Finite Sample Analysis of Minimax Offline Reinforcement Learning: Completeness, Fast Rates and First-Order Efficiency
Masatoshi Uehara, Masaaki Imaizumi, Nan Jiang, Nathan Kallus, Wen Sun, Tengyang Xie
TL;DR
This work develops a comprehensive finite-sample theory for offline off-policy evaluation using minimax estimators of the q- and w-functions. By introducing realizability, completeness, and adjoint variants, the authors derive polynomial, horizon-aware rates for both function estimation and policy value estimation, including the first finite-sample, first-order efficient bounds in general function-approximation settings. The methodology unifies several existing estimators (e.g., BRM, MWL, MQL, DICE families) under a single MIL framework and extends the results to state-based MIL and policy optimization.
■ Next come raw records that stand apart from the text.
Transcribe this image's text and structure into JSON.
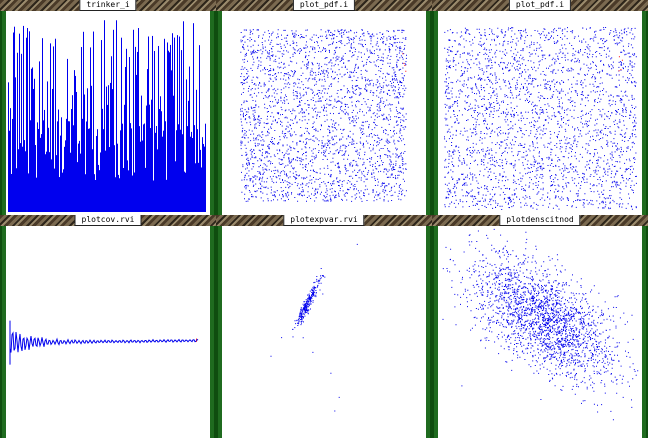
{
  "windows": [
    {
      "id": "w1",
      "title": "trinker_i",
      "kind": "bars"
    },
    {
      "id": "w2",
      "title": "plot_pdf.i",
      "kind": "uniform-scatter"
    },
    {
      "id": "w3",
      "title": "plot_pdf.i",
      "kind": "uniform-scatter"
    },
    {
      "id": "w4",
      "title": "plotcov.rvi",
      "kind": "convergence-line"
    },
    {
      "id": "w5",
      "title": "plotexpvar.rvi",
      "kind": "correlated-scatter"
    },
    {
      "id": "w6",
      "title": "plotdenscitnod",
      "kind": "blob-scatter"
    }
  ],
  "colors": {
    "data": "#0000ee",
    "accent": "#ff0000",
    "frame": "#1f6b1f",
    "plot_bg": "#ffffff"
  }
}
The findings have practical impact for offline RL by offering precise, non-asymptotic guarantees with explicit dependence on horizon and data complexity, and they open avenues for lower bounds and enhanced optimization strategies.
Abstract
We offer a theoretical characterization of off-policy evaluation (OPE) in reinforcement learning using function approximation for marginal importance weights and $q$-functions when these are estimated using recent minimax methods. Under various combinations of realizability and completeness assumptions, we show that the minimax approach enables us to achieve a fast rate of convergence for weights and quality functions, characterized by the critical inequality \citep{bartlett2005}. Based on this result, we analyze convergence rates for OPE. In particular, we introduce novel alternative completeness conditions under which OPE is feasible and we present the first finite-sample result with first-order efficiency in non-tabular environments, i.e., having the minimal coefficient in the leading term.